She stood beside him, and as he washed the dishes, she took them and rinsed them. Dried them. And when they were through they both put them away. They didn’t speak, but they didn’t have to.
He liked that about Rory. She could still be a chatterbox, just like she had been in middle school. But she could also sit in the silence with him.
He put a cereal bowl up on one of the top shelves, just as Rory put a saucer in a neighboring cabinet and turned.
They were so close right then and he wanted to touch her.
But instead, they just stood and stared at each other. Until he heard the sound of a throat clearing behind him.
They both jumped.
Lydia was standing there, looking between them.
“Just doing some dishes?” she asked, a little too sweetly.
“Yes,” he said.
“Yes,” said Rory right at the same time.
“Great.”
She disappeared again, and Rory did something completely unexpected. She covered her mouth and began to laugh.
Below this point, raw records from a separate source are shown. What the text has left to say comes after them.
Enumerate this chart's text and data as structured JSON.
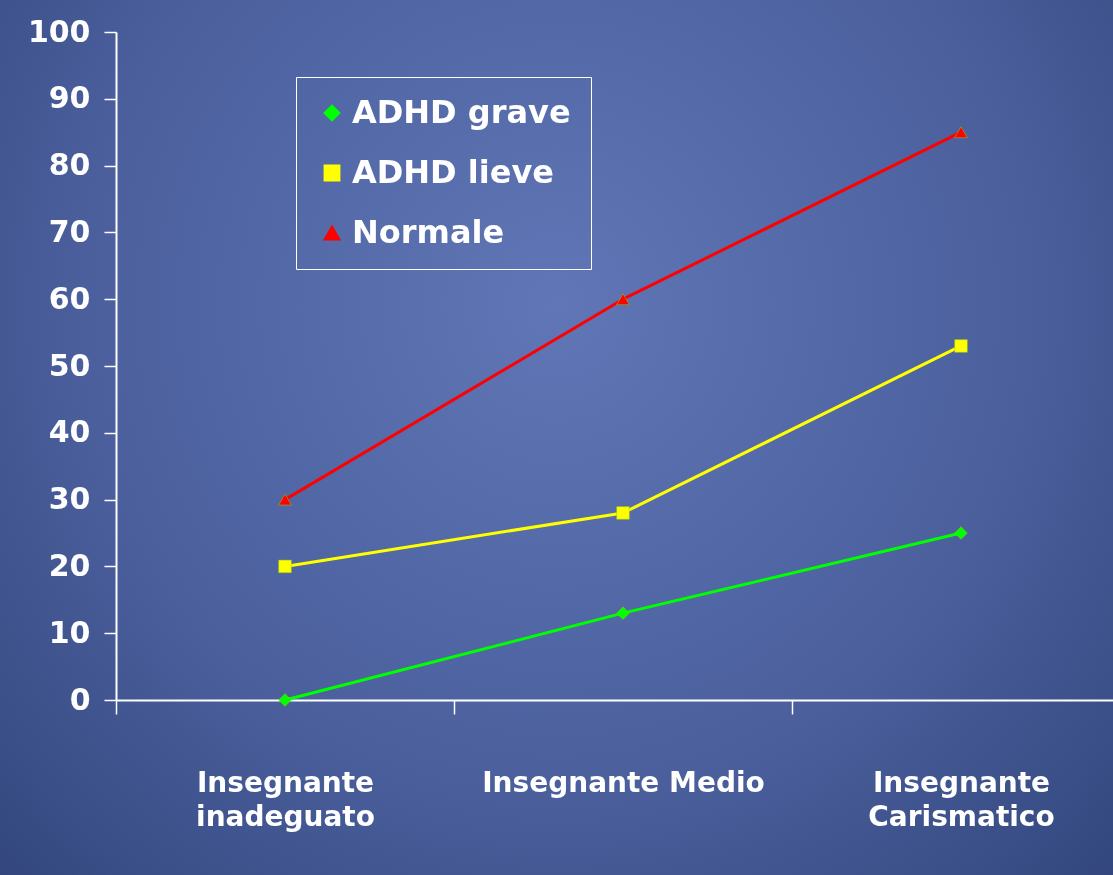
{
  "chart_data": {
    "type": "line",
    "categories": [
      "Insegnante inadeguato",
      "Insegnante Medio",
      "Insegnante Carismatico"
    ],
    "series": [
      {
        "name": "ADHD grave",
        "color": "#00ff00",
        "marker": "diamond",
        "values": [
          0,
          13,
          25
        ]
      },
      {
        "name": "ADHD lieve",
        "color": "#ffff00",
        "marker": "square",
        "values": [
          20,
          28,
          53
        ]
      },
      {
        "name": "Normale",
        "color": "#ff0000",
        "marker": "triangle",
        "values": [
          30,
          60,
          85
        ]
      }
    ],
    "ylim": [
      0,
      100
    ],
    "yticks": [
      0,
      10,
      20,
      30,
      40,
      50,
      60,
      70,
      80,
      90,
      100
    ],
    "grid": false,
    "legend": "top left"
  }
}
“You think that’s funny?” he asked.
“I do think it’s funny.”
“So much for being discreet.”
“She’s never going to think anything is happening. You’re you.”
“Yes, and you are you,” he said, reaching out and taking a strand of her hair between his thumb and forefinger. “And I fail to see why anyone would think I wouldn’t want you.”
“Okay, your mother and sister are in the next room.”
He forgot why that was a bad thing.
Oh, right. She was leaving.
“Right.”
She was leaving. And he was him.
Which meant something different to her than it did to him, but he just couldn’t...
He was still sorting himself out.
Trying to untangle all the bad decisions he’d made, trying to figure out where he’d gone wrong. How long ago?
“Finished,” he said as he grabbed the last dish and put it in the cabinet.
“We should probably go play a game of cards.”
“A little game of cards, not a euphemism.”
“Not a euphemism.”
They went back into the dining room, and his mother did have a deck of cards out and was getting ready to play Old Maid.